Trump afirma que el costo del salón de baile, estimado en 400 millones de dólares, está cubierto por donantes privados, incluidos sus partidarios adinerados y un gran grupo de corporaciones.
Esta importante modificación, que cambia sustancialmente el aspecto exterior de la Casa Blanca, debería haber sido aprobada por el Congreso, que tiene poder financiero, especialmente en lo que respecta a los edificios históricos de Washington, un distrito federal, recordó el juez.
“Los trabajos de construcción del salón de baile deben detenerse hasta que el Congreso autorice su finalización”, sentenció.
“Están tan equivocados”, reaccionó el presidente a los periodistas en la Oficina Oval.
Trump no esperó para consultar a expertos legales cuando decidió, en octubre, demoler el ala este, una extensión de un solo piso del cuerpo principal de la Casa Blanca.
Promotor inmobiliario durante décadas, Trump aseguró que quería dejar como legado un salón de baile con capacidad para al menos 1.000 personas, en lugar de los toldos temporales que se instalaban hasta ahora en los jardines de la residencia.

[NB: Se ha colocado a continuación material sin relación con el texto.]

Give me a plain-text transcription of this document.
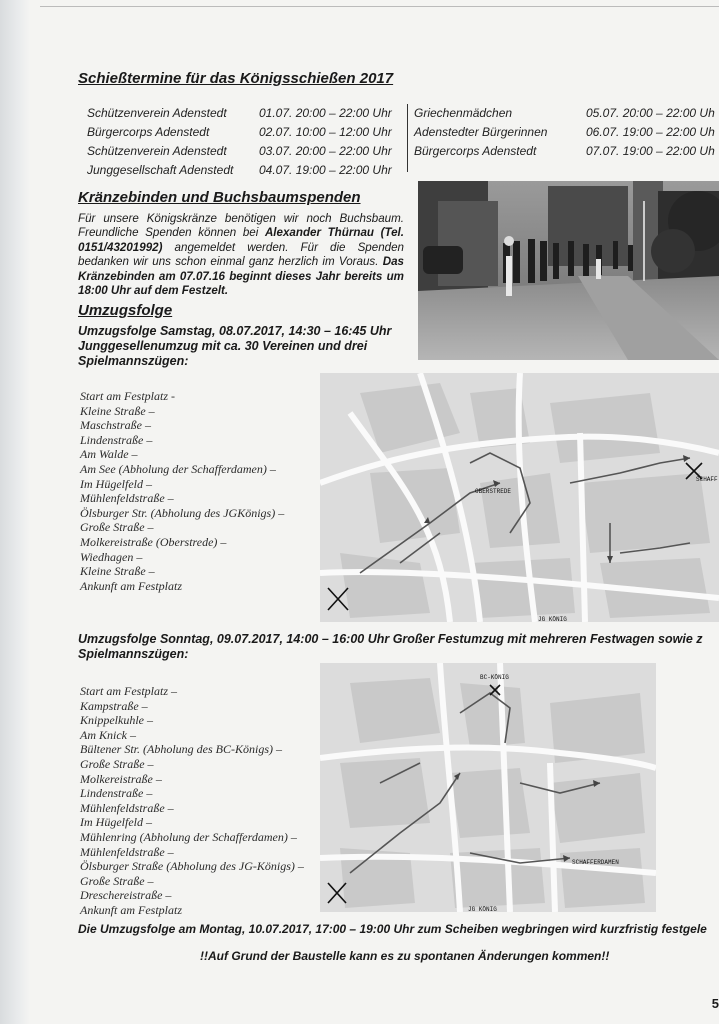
Schießtermine für das Königsschießen 2017
Schützenverein Adenstedt
Bürgercorps Adenstedt
Schützenverein Adenstedt
Junggesellschaft Adenstedt
01.07. 20:00 – 22:00 Uhr
02.07. 10:00 – 12:00 Uhr
03.07. 20:00 – 22:00 Uhr
04.07. 19:00 – 22:00 Uhr
Griechenmädchen
Adenstedter Bürgerinnen
Bürgercorps Adenstedt
05.07. 20:00 – 22:00 Uh
06.07. 19:00 – 22:00 Uh
07.07. 19:00 – 22:00 Uh
Kränzebinden und Buchsbaumspenden
Für unsere Königskränze benötigen wir noch Buchsbaum. Freundliche Spenden können bei Alexander Thürnau (Tel. 0151/43201992) angemeldet werden. Für die Spenden bedanken wir uns schon einmal ganz herzlich im Voraus. Das Kränzebinden am 07.07.16 beginnt dieses Jahr bereits um 18:00 Uhr auf dem Festzelt.
Umzugsfolge
Umzugsfolge Samstag, 08.07.2017, 14:30 – 16:45 Uhr
Junggesellenumzug mit ca. 30 Vereinen und drei
Spielmannszügen:
Start am Festplatz -
Kleine Straße –
Maschstraße –
Lindenstraße –
Am Walde –
Am See (Abholung der Schafferdamen) –
Im Hügelfeld –
Mühlenfeldstraße –
Ölsburger Str. (Abholung des JGKönigs) –
Große Straße –
Molkereistraße (Oberstrede) –
Wiedhagen –
Kleine Straße –
Ankunft am Festplatz
OBERSTREDE
SCHAFF
JG KÖNIG
Umzugsfolge Sonntag, 09.07.2017, 14:00 – 16:00 Uhr Großer Festumzug mit mehreren Festwagen sowie z
Spielmannszügen:
Start am Festplatz –
Kampstraße –
Knippelkuhle –
Am Knick –
Bültener Str. (Abholung des BC-Königs) –
Große Straße –
Molkereistraße –
Lindenstraße –
Mühlenfeldstraße –
Im Hügelfeld –
Mühlenring (Abholung der Schafferdamen) –
Mühlenfeldstraße –
Ölsburger Straße (Abholung des JG-Königs) –
Große Straße –
Dreschereistraße –
Ankunft am Festplatz
BC-KÖNIG
SCHAFFERDAMEN
JG KÖNIG
Die Umzugsfolge am Montag, 10.07.2017, 17:00 – 19:00 Uhr zum Scheiben wegbringen wird kurzfristig festgele
!!Auf Grund der Baustelle kann es zu spontanen Änderungen kommen!!
5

El salón de baile sería la mayor huella de Trump en la capital estadounidense desde su regreso al cargo en enero de 2025.
El presidente llenó la Oficina Oval con decoraciones doradas, pavimentó el jardín de rosas y puso su nombre en el Centro Kennedy para las Artes.
“El National Trust me está demandando por un salón de baile que está por debajo del presupuesto, antes de lo previsto, construido sin coste para el contribuyente y será el mejor edificio de su tipo en cualquier parte del mundo”, se quejó Trump en un mensaje en su plataforma Truth Social tras el fallo.
El National Trust es un “grupo de locos de izquierda radical”, acusó Trump, que también recordó el caso de la sede de la Reserva Federal, que lleva años en reconstrucción.
Trump afirma que ha costado cientos de millones de dólares, sin una fecha límite clara.
Ese edificio, “alguna vez magnífico (…), puede que nunca esté terminado y que nunca se abra”. El National Trust “nunca hizo nada al respecto”, acusó el presidente.
«¡Por favor!»
El juez de Washington a cargo del caso del salón de baile también utilizó signos de exclamación en su fallo, pero para socavar los argumentos del gobierno.
Trump reveló recientemente que se está reconstruyendo un búnker debajo del salón de baile.
«Según los acusados, cualquier retraso en la construcción pondrá en peligro la seguridad nacional. ¡Por favor!» -exclamó el juez.
«Aunque tomo muy en serio las preocupaciones de la Administración con respecto a la seguridad del complejo de la Casa Blanca y al propio presidente, la existencia de un ‘gran agujero’ junto a la Casa Blanca es, por supuesto, un problema creado por el propio presidente». respondió el juez.